Sunday, 10 April 2016

Western Sahara Place Names Explained

Having blogged samples of my books on English place names and also examined the etymologies of the nations of the world and their respective capitals I thought it time to cast my net a little wider. This time should have been East Timor, as I'm running through the list in alphabetical order, but admit being unable to find sufficient information to fill much more than the back of a stamp - albeit a large stamp. Hence we jump towards the end of the alphabet and look at some of its largest settlements and most interesting names of Western Sahara.

Laayoune is from the Maghrebi Arabic name of Layoun, literally meaning 'the water springs'. The modern form is due to French influence, although under the Spanish this became El Aaiun with the same meaning.

Cape Bojador is sometimes found by its Portuguese name of Cabo Bojador and occasionally given as Cape Bojador. While this is said to mean 'the bulging cape', this can be discounted as it is simply wrong and such is only ever written when suggesting origins of the name.

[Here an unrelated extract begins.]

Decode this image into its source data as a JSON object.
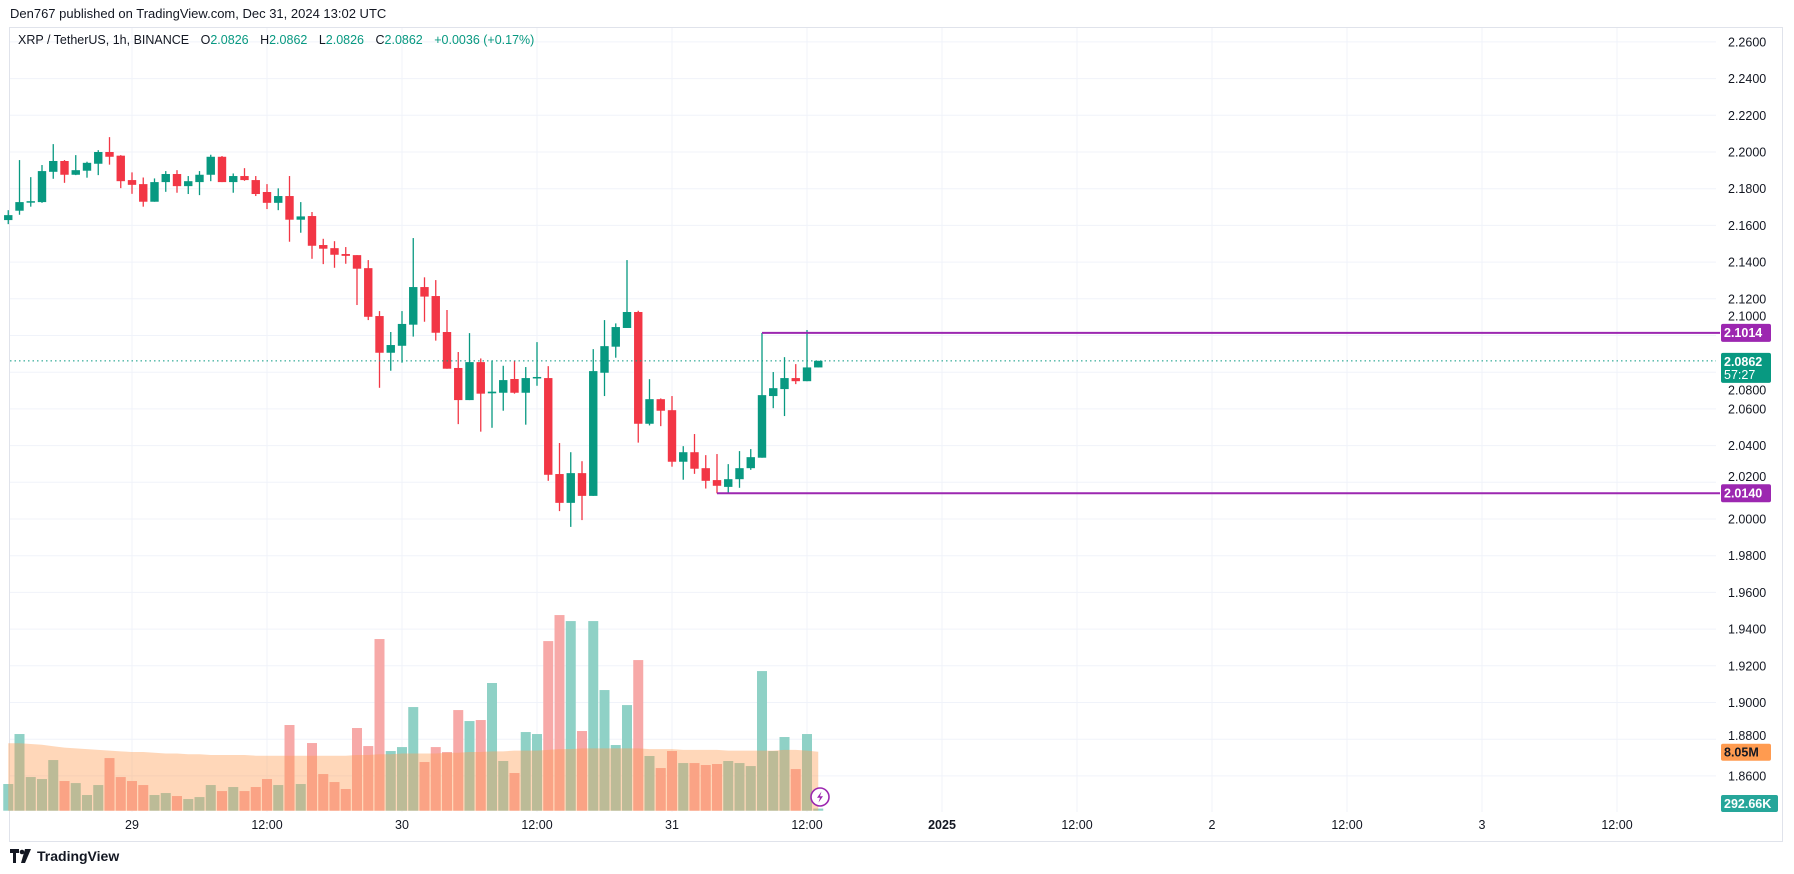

Correctly this is a Portuguese corruption of the Arabic Abu Khatar meaning 'the father of danger'.

Guelta Zemmur is from the Tamazight language and means 'the olive tree pool'.

Bir Lehlou comes from Hassaniya Arabic, where bir lahlu speaks of 'the sweet water well'.

La Guera, clearly of European influence, comes from the Spanish Aguera and describes a ditch used to bring rainwater to the crops - basic irrigation. Today the town is abandoned, save for a military post, and is slowly being engulfed by drifting sands.

Note the spellings of the places are English as the piece is written in English.